Functionally, 7-deaza-7-propargylamino-ddATP is a substrate for many DNA polymerases, including both thermostable and mesophilic enzymes. When incorporated into a DNA strand during primer extension, the nucleotide causes termination due to its 3'-deoxy structure. The terminal alkyne introduced by the propargylamino group remains available for subsequent chemical modification. This allows for precise labeling of DNA at defined positions using azide-functionalized dyes, biotin, or other affinity tags.

One of the major applications of 7-deaza-7-propargylamino-ddATP is in the development of fluorescently labeled DNA for capillary electrophoresis sequencing, real-time PCR, and hybridization-based assays. The incorporation of this nucleotide provides a method for introducing functional groups at defined sites in the DNA sequence, facilitating post-reaction labeling without the need for modified primers or pre-synthesized labeled oligonucleotides. The alkyne group ensures high specificity and efficiency of labeling through click chemistry, which is widely used due to its robustness and compatibility with aqueous environments.

In addition to its labeling functions, the nucleotide analog serves as a tool for studying polymerase fidelity and substrate specificity. The effects of the 7-deaza and propargyl modifications on polymerase recognition and incorporation efficiency can yield insights into enzyme mechanisms and aid in the engineering of polymerases for specialized applications.

7-Deaza-7-propargylamino-ddATP has also found utility in the preparation of nucleic acid-based probes and biosensors. The clickable handle facilitates the attachment of immobilization groups or signaling moieties, making it suitable for incorporation into DNA nanostructures or surface-bound DNA arrays. Because the 7-deaza modification maintains base-pairing compatibility with thymidine, the presence of this analog in DNA does not significantly impair hybridization, ensuring its effectiveness in downstream molecular recognition processes.

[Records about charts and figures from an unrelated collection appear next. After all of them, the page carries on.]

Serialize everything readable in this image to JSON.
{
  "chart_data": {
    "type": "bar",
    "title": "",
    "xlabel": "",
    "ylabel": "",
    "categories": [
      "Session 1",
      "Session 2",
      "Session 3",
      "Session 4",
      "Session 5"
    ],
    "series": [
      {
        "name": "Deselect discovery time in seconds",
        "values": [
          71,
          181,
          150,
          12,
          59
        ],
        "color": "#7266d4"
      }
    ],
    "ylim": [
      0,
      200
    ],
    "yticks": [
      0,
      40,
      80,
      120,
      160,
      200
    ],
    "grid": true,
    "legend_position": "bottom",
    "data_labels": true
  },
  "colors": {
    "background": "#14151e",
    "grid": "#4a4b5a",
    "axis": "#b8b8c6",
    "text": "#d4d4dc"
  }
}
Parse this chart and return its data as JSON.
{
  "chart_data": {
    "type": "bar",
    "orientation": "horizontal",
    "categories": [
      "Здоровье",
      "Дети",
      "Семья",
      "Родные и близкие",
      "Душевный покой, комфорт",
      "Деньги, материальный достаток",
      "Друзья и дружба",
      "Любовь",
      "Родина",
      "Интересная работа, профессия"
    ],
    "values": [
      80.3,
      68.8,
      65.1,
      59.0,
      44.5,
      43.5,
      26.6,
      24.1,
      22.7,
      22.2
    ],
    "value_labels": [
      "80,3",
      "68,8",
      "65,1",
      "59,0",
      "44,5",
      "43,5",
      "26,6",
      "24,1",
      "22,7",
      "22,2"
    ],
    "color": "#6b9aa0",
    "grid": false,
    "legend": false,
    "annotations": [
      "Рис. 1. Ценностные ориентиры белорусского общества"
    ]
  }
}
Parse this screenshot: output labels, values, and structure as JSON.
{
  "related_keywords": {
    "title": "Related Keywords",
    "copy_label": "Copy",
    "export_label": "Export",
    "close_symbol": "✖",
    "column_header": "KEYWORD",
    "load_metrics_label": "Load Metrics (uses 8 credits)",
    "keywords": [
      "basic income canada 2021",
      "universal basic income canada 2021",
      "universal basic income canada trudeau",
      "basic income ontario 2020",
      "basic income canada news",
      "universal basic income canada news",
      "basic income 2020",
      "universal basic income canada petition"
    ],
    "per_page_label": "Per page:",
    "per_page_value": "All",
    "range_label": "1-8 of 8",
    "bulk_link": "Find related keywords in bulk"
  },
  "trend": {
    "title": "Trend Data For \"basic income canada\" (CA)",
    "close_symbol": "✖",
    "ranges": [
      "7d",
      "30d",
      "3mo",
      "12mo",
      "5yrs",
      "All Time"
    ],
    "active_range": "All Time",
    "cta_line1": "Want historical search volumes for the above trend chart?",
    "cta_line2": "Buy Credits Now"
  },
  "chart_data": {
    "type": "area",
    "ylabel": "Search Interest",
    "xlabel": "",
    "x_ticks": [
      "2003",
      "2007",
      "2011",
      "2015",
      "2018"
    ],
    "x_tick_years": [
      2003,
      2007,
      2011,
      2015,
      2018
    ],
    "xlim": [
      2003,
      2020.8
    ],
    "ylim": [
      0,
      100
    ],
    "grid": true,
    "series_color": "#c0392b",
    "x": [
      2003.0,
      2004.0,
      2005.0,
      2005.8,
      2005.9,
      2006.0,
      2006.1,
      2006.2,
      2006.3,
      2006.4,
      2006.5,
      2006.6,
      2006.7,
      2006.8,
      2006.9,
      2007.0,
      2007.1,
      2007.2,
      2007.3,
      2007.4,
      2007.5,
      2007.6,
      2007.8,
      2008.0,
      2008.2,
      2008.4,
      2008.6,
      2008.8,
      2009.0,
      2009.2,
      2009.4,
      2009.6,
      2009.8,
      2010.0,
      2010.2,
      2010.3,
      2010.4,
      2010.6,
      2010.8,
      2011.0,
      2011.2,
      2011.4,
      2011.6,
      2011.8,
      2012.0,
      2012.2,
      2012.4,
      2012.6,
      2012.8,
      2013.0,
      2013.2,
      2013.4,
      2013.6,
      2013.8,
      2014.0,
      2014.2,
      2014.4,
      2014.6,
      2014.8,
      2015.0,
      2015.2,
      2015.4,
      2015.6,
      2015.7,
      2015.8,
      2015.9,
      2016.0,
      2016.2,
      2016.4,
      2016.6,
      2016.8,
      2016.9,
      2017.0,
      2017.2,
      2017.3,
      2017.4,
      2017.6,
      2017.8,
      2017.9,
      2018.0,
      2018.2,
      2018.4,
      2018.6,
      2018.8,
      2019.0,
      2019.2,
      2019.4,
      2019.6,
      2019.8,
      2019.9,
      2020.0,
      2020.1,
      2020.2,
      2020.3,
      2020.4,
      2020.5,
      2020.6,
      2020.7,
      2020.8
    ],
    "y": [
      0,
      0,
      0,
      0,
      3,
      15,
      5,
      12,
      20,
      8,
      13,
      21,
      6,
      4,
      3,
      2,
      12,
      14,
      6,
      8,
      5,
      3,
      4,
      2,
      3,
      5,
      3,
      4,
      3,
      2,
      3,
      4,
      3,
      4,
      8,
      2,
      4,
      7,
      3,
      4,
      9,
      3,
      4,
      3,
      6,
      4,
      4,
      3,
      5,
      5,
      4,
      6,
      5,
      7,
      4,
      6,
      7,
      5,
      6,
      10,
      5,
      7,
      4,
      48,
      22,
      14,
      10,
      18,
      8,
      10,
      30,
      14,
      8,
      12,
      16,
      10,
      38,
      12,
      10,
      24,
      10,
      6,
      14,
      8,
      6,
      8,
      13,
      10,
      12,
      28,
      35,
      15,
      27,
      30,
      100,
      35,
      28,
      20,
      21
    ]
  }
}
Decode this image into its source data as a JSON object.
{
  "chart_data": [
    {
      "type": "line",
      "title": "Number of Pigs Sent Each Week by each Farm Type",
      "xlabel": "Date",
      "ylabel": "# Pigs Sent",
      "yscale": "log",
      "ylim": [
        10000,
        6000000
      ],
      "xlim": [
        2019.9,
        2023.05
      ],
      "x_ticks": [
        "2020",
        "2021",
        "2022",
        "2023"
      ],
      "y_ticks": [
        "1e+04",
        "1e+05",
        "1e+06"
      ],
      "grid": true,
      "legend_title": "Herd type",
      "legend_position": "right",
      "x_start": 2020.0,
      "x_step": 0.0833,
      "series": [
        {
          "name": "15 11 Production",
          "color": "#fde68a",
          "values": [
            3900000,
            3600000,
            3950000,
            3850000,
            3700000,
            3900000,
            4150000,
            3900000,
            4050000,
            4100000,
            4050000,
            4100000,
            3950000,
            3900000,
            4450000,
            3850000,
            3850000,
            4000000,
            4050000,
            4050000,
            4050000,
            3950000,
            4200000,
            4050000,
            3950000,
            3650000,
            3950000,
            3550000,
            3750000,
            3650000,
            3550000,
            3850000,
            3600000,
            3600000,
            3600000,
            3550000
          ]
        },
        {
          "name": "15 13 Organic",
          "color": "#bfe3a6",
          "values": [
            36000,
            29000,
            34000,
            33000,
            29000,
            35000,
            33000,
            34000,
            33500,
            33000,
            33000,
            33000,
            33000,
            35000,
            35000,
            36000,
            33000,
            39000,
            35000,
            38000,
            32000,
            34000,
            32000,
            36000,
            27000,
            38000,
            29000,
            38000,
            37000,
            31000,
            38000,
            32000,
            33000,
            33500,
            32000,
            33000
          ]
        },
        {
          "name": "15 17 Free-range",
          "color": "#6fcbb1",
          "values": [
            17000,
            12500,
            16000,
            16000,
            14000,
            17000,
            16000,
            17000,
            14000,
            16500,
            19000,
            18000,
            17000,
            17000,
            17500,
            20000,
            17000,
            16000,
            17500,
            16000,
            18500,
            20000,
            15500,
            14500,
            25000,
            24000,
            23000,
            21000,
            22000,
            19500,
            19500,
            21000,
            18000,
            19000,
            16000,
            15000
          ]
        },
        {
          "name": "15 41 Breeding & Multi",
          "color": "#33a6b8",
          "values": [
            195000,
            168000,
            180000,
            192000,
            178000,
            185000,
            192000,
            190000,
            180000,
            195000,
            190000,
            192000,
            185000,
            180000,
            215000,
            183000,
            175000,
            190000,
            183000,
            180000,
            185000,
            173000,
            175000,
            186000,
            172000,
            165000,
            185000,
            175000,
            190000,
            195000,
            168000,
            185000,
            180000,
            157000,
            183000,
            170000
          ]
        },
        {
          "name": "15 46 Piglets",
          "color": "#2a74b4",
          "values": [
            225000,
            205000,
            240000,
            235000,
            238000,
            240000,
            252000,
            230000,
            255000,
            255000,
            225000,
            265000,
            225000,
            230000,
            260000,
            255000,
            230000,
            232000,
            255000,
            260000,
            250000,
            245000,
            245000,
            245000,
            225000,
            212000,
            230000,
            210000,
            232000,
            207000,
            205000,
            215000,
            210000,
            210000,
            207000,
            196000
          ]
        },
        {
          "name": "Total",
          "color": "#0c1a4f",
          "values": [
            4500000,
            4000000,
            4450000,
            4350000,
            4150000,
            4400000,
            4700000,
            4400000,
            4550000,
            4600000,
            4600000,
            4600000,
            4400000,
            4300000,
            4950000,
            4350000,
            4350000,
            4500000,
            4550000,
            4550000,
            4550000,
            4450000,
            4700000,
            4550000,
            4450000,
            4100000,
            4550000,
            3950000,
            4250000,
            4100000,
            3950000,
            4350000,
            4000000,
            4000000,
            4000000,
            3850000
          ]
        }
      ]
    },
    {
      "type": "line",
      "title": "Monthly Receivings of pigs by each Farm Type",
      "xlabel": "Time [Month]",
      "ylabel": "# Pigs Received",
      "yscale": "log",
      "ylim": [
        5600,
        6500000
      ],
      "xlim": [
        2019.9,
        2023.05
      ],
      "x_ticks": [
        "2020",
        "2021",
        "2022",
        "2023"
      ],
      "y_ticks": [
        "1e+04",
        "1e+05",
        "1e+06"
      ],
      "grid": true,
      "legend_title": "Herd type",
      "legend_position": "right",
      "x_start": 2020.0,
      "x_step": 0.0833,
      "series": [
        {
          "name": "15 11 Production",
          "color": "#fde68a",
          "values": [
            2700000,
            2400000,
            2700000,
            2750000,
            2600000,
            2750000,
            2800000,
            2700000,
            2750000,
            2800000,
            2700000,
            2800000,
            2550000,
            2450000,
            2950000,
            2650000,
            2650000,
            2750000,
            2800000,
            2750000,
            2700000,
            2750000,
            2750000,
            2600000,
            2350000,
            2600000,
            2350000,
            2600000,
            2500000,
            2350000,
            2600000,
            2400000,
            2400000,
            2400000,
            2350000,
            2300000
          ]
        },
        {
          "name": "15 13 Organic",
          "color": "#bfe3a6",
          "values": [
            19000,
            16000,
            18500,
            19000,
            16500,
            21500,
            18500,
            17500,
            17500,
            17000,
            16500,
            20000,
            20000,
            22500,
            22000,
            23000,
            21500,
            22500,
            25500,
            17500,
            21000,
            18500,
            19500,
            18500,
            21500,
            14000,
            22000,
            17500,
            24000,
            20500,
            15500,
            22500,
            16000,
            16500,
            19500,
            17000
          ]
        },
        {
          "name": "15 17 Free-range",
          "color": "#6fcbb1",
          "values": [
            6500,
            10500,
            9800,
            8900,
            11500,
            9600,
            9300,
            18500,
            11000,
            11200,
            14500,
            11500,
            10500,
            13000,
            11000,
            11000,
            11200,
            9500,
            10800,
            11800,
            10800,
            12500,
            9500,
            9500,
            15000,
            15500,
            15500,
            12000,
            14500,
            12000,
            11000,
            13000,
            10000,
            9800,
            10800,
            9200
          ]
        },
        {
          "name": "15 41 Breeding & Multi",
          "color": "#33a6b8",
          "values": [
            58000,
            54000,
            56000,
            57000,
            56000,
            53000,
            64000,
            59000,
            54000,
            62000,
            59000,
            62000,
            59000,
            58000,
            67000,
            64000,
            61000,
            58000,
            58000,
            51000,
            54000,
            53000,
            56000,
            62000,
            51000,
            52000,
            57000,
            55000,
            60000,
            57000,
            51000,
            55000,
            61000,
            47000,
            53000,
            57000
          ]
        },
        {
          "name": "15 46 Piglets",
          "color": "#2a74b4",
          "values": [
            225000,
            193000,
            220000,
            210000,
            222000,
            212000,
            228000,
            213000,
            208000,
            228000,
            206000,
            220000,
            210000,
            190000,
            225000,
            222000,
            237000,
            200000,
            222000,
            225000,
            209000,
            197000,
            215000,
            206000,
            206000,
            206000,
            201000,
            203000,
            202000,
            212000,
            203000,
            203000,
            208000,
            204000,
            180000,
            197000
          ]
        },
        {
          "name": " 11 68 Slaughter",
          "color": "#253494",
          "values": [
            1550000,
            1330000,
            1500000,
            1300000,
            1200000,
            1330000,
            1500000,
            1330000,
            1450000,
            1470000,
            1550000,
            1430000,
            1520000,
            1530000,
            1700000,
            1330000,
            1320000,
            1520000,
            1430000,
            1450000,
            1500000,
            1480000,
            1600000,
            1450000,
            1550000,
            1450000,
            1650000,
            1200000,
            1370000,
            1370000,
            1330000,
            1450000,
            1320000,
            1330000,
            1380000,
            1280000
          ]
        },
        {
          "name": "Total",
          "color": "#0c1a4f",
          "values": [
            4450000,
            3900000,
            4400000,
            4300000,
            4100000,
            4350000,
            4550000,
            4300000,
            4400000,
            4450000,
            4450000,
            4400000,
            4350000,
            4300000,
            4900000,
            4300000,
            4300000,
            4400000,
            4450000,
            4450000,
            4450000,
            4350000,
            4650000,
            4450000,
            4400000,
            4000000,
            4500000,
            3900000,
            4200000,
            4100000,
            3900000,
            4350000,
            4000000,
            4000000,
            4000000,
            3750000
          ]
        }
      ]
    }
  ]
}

As with other modified dideoxynucleotides, the careful design of 7-deaza-7-propargylamino-ddATP has expanded the chemical toolkit available for DNA manipulation. It enables the site-specific introduction of chemical functionalities without disrupting the biological function of DNA, thereby supporting a range of advanced techniques in molecular diagnostics, sequencing, and synthetic biology.